The damage: 31 home runs in the 70 games between June 19 and Monday (he also hit one Tuesday night). That's a pace for a staggering 72 home runs over a 162-game season — meaning that if Dozier could somehow keep up the pace over the course of 6 months instead of 2.5 and could play every game, he would challenge Barry Bonds' all-time single-season home run record of 73 set in 2001.
Of course, that kind of pace is rarely sustainable over the course of a season. That's why Bonds — even with his faults — has a place in history.
Perhaps just as impressively is how Dozier's 70-game run compares to what Babe Ruth did in 1927, when he set the home run record with 60 dingers in a season — a record that stood for 34 years until Roger Maris clubbed 61 in 1961.
In 1927, Babe Ruth never had a 70-game span in which he hit 31 home runs.
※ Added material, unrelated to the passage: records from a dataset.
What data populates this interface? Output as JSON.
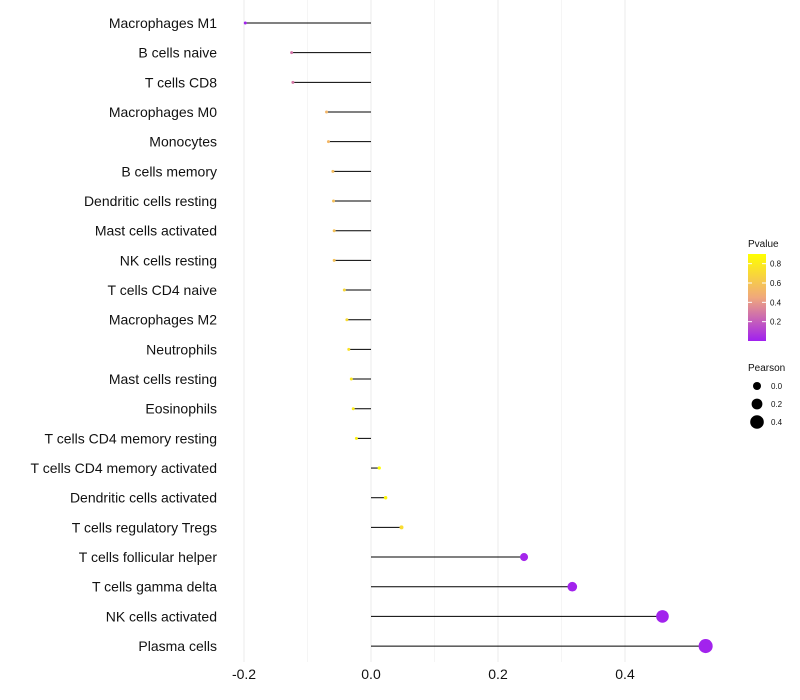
{
  "chart_data": {
    "type": "lollipop",
    "categories": [
      "Macrophages M1",
      "B cells naive",
      "T cells CD8",
      "Macrophages M0",
      "Monocytes",
      "B cells memory",
      "Dendritic cells resting",
      "Mast cells activated",
      "NK cells resting",
      "T cells CD4 naive",
      "Macrophages M2",
      "Neutrophils",
      "Mast cells resting",
      "Eosinophils",
      "T cells CD4 memory resting",
      "T cells CD4 memory activated",
      "Dendritic cells activated",
      "T cells regulatory  Tregs ",
      "T cells follicular helper",
      "T cells gamma delta",
      "NK cells activated",
      "Plasma cells"
    ],
    "values": [
      -0.198,
      -0.125,
      -0.123,
      -0.07,
      -0.067,
      -0.06,
      -0.059,
      -0.058,
      -0.058,
      -0.042,
      -0.038,
      -0.035,
      -0.031,
      -0.028,
      -0.023,
      0.013,
      0.023,
      0.048,
      0.241,
      0.317,
      0.459,
      0.527
    ],
    "pvalues": [
      0.01,
      0.28,
      0.29,
      0.52,
      0.53,
      0.56,
      0.57,
      0.58,
      0.58,
      0.7,
      0.72,
      0.75,
      0.78,
      0.8,
      0.83,
      0.95,
      0.86,
      0.72,
      0.02,
      0.01,
      0.01,
      0.01
    ],
    "ticks": [
      -0.2,
      0.0,
      0.2,
      0.4
    ],
    "xlim": [
      -0.2,
      0.53
    ],
    "title": "",
    "xlabel": "",
    "ylabel": "",
    "grid": true,
    "legend_position": "right",
    "legend": {
      "color": {
        "title": "Pvalue",
        "ticks": [
          0.8,
          0.6,
          0.4,
          0.2
        ],
        "low_color": "#A020F0",
        "mid_color": "#F0A87C",
        "high_color": "#FFFF00"
      },
      "size": {
        "title": "Pearson",
        "entries": [
          0.0,
          0.2,
          0.4
        ]
      }
    },
    "colors": {
      "segment": "#000000",
      "grid": "#EBEBEB"
    }
  }
}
The most I can find is his final 70 games of the season, in which he hit 30 — fueled by a scorching hot September in which he hit 17 home runs for the Yankees.
So you are reading this correctly: Brian Dozier — the second baseman for the Twins, the same one who was ice-cold for much of the second half of last season and the first 2.5 months of this season, the same guy who had never hit more than 28 home runs in a season before this year — has put together a 70-game home run binge that is more impressive than any similar stretch of games for Babe Ruth during the season in which he set an record that stood for nearly three-and-half decades.
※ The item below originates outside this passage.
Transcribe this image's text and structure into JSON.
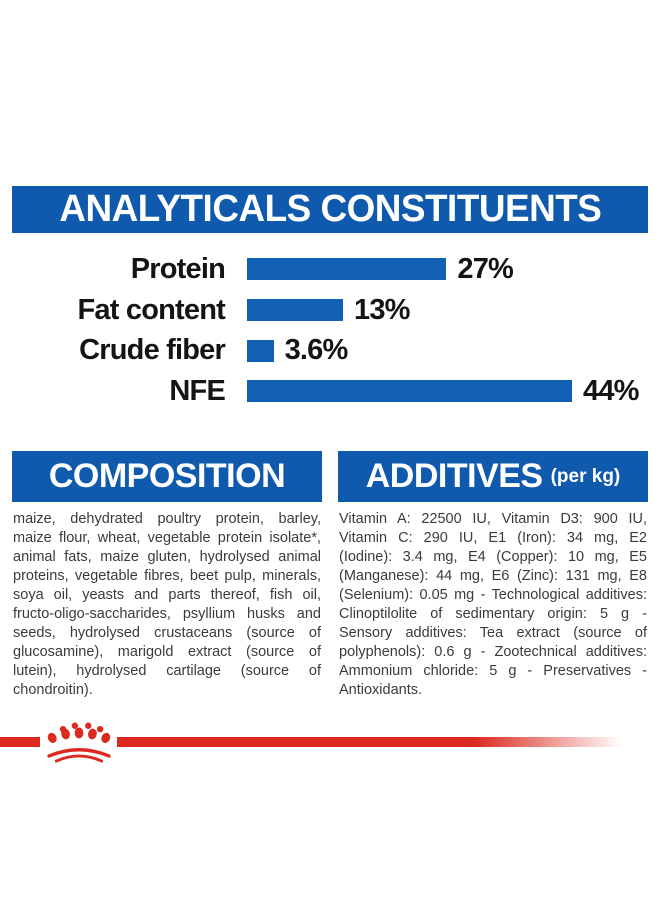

As for Maris, he did have a 70-game stretch between mid-May and late July in which he hit 37 homers. For the rest of the 91 games he played that season, Maris "only" hit 24 homers.
It should also be noted that the 1961 Yankees went 48-22 during Maris' binge and went 51-19 in 1927 during Ruth's best home run tear down the stretch. The Twins? They went a disappointing 31-39 during Dozier's 70-game stretch.
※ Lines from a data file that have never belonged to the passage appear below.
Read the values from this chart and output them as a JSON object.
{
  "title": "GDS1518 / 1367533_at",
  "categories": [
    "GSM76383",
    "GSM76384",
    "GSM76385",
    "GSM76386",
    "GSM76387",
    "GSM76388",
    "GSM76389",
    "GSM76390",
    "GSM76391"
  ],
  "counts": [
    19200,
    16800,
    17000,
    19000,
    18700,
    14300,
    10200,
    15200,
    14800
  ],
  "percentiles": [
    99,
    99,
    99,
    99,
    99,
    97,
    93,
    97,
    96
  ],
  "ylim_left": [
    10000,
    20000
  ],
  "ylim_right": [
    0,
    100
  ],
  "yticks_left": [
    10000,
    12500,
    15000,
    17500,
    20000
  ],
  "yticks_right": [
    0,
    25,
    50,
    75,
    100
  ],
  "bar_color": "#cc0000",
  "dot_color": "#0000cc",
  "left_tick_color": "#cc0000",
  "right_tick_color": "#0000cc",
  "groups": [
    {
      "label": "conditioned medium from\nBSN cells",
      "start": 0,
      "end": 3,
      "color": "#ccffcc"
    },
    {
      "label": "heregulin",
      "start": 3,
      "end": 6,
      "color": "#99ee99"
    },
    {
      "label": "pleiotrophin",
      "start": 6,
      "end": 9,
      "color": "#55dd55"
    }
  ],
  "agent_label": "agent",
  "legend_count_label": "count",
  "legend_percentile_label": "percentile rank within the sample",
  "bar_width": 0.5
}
You can view that one of two ways: 1) Dozier's streak is made even more impressive because he clearly doesn't have the same caliber supporting cast around him. 2) Dozier has benefited from having less pressure on him during a lost Twins season. In the end, it probably doesn't matter. There can be no quibbling with how impressive it is for one batter to hit that many home runs in a 70-game span.
If you're wondering about Bonds and his record-breaking 2001 season, by the way: it remains an absurd statistical marvel. He played just 153 games and drew 177 walks — giving him a .515 on-base percentage for the season and just 476 official at-bats.
Bonds hit 39 home runs in his first 70 games … and 33 home runs in his final 70 games (with a dry spell of just one HR in 13 games in the middle of those two runs).
But there is other way to look at Dozier's amazing run: from June 19-Sept. 5, the same time frame Dozier hit 31? Bonds hit just 23 that season.